People are good at suppressing emotions. We may have mistakenly learned suppressing is equal to controlling our emotions. When we connect with our emotional self, we can make grounded choices and bring back our full presence to tasks and relationships. When we give ourselves the space to recognize our emotions, we can effectively regulate them. Name it to tame it.
Here is how to follow the RAIN method to understand your emotion. Recognize your emotion. Give it a name. Even whisper the name to yourself. Allow the emotion to stay with you. Don’t judge the emotion. Tell yourself it’s part of you. Investigate what your thoughts are surrounding this emotion. How does it physically feel? Stay with it. Nurture yourself to really feel it. Comfort yourself from your most caring self. If your heart is pounding, put your hand on your heart and breathe. Then after the RAIN, give yourself permission to act.

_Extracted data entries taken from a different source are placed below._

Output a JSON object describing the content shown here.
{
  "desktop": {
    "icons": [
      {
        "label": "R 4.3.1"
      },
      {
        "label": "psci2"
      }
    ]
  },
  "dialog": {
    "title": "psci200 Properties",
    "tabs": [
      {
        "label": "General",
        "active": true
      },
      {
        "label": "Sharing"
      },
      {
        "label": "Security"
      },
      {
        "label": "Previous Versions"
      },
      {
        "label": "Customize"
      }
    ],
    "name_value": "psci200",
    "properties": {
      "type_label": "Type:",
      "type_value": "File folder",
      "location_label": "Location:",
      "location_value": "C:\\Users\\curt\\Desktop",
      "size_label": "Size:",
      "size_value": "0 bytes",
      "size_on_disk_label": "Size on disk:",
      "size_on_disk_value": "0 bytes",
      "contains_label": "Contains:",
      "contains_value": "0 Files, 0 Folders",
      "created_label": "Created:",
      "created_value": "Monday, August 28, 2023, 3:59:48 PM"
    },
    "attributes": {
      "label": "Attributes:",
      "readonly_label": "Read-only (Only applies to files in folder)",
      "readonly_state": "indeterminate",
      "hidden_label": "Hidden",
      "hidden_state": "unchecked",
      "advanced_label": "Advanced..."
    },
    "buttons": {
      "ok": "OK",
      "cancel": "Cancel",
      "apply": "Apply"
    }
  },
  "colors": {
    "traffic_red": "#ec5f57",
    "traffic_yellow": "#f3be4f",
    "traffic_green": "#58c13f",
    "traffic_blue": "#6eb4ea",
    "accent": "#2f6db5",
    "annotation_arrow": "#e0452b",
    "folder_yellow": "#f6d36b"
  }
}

Tara Brach, Psychologist wrote a book about the RAIN method titled Radical Compassion. Using the RAIN method helps us face the emotion rather than fear or fight it. We can then use the emotion to act with an increased presence and balance.
RAIN is one method. Simply pausing to take intentional breaths or naming the emotion can ease tension. Sharing feelings with those you trust can help process your reactions. Understanding yourself will improve your ability to listen to others.
We must listen. People need to be heard more than ever before. To be in the moment and listen deeply, we must remove distractions including the fight to suppress our own emotions. Take a moment to get intentionally calm before a conversation. Ask clarifying questions instead of responding. Listen only to understand. Truly being heard is a gift.